The internalization of cell surface molecules from the plasma membrane is a critical event for all eukaryotic cells. While many internalized molecules are degraded in the endo-lysosomal pathway, many receptors, proteins and other molecules undergo sequential rounds of recycling back to the plasma membrane. Endocytic recycling is key for the control of cell surface receptors on the plasma membrane.
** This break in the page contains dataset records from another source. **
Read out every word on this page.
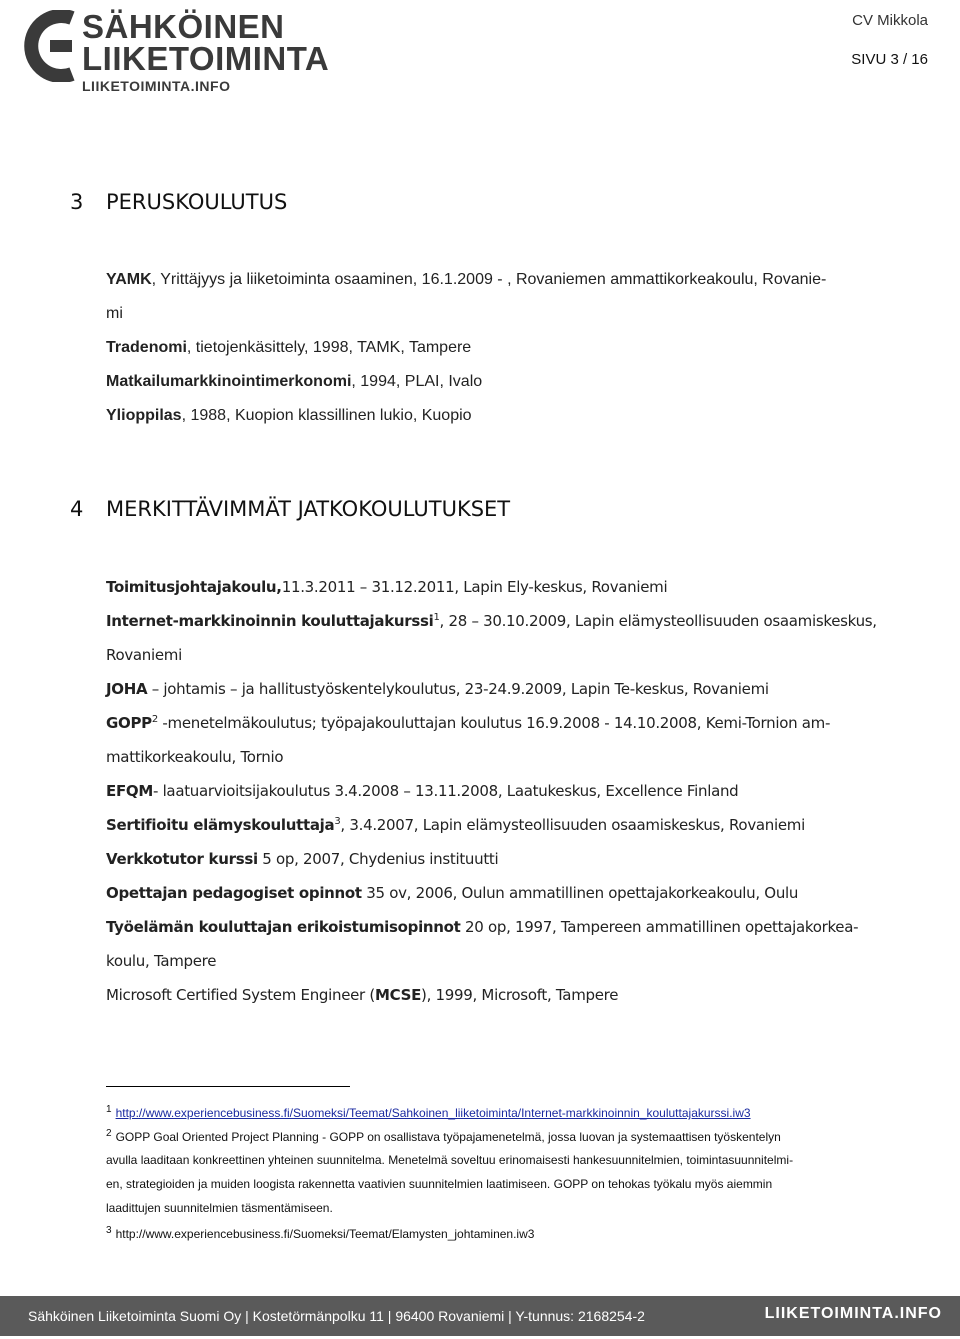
SÄHKÖINEN
LIIKETOIMINTA
LIIKETOIMINTA.INFO
CV Mikkola
SIVU 3 / 16
3 PERUSKOULUTUS
YAMK, Yrittäjyys ja liiketoiminta osaaminen, 16.1.2009 - , Rovaniemen ammattikorkeakoulu, Rovanie-
mi
Tradenomi, tietojenkäsittely, 1998, TAMK, Tampere
Matkailumarkkinointimerkonomi, 1994, PLAI, Ivalo
Ylioppilas, 1988, Kuopion klassillinen lukio, Kuopio
4 MERKITTÄVIMMÄT JATKOKOULUTUKSET
Toimitusjohtajakoulu,11.3.2011 – 31.12.2011, Lapin Ely-keskus, Rovaniemi
Internet-markkinoinnin kouluttajakurssi$^1$, 28 – 30.10.2009, Lapin elämysteollisuuden osaamiskeskus,
Rovaniemi
JOHA – johtamis – ja hallitustyöskentelykoulutus, 23-24.9.2009, Lapin Te-keskus, Rovaniemi
GOPP$^2$ -menetelmäkoulutus; työpajakouluttajan koulutus 16.9.2008 - 14.10.2008, Kemi-Tornion am-
mattikorkeakoulu, Tornio
EFQM- laatuarvioitsijakoulutus 3.4.2008 – 13.11.2008, Laatukeskus, Excellence Finland
Sertifioitu elämyskouluttaja$^3$, 3.4.2007, Lapin elämysteollisuuden osaamiskeskus, Rovaniemi
Verkkotutor kurssi 5 op, 2007, Chydenius instituutti
Opettajan pedagogiset opinnot 35 ov, 2006, Oulun ammatillinen opettajakorkeakoulu, Oulu
Työelämän kouluttajan erikoistumisopinnot 20 op, 1997, Tampereen ammatillinen opettajakorkea-
koulu, Tampere
Microsoft Certified System Engineer (MCSE), 1999, Microsoft, Tampere
$^1$ http://www.experiencebusiness.fi/Suomeksi/Teemat/Sahkoinen_liiketoiminta/Internet-markkinoinnin_kouluttajakurssi.iw3
$^2$ GOPP Goal Oriented Project Planning - GOPP on osallistava työpajamenetelmä, jossa luovan ja systemaattisen työskentelyn
avulla laaditaan konkreettinen yhteinen suunnitelma. Menetelmä soveltuu erinomaisesti hankesuunnitelmien, toimintasuunnitelmi-
en, strategioiden ja muiden loogista rakennetta vaativien suunnitelmien laatimiseen. GOPP on tehokas työkalu myös aiemmin
laadittujen suunnitelmien täsmentämiseen.
$^3$ http://www.experiencebusiness.fi/Suomeksi/Teemat/Elamysten_johtaminen.iw3
Sähköinen Liiketoiminta Suomi Oy | Kostetörmänpolku 11 | 96400 Rovaniemi | Y-tunnus: 2168254-2	LIIKETOIMINTA.INFO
Since most receptors generally transduce signals only when bind ligands at the plasma membrane (PM), this means that regulation of their localization to the PM may have a critical impact on signal transduction, and cell proliferation, which is directly related to cancer. Endocytic recycling also governs the flow of nutrients into the cell, and can compensate for the loss of membrane lipids incurred during the process of internalization. Other specialized recycling functions include: synaptic vesicle recycling, iron homeostasis in liver, MHC Class II and MHC Class I molecules, transcytosis of Transferrin receptor and Immunoglobulin A (IgA) across polarized epithelial cells, and insulin-dependent glucose transport in muscle and adipose cells.
Since our laboratory follows our discoveries wherever they lead, research in the lab has expanded to studying the actin cytoskeleton and regulation of actin polymerization, the process of cytokinesis and cell division, the study of primary cilia and their biogenesis, centrosome biology, and most recently, mitochondrial dynamics and their continual fusion and fission.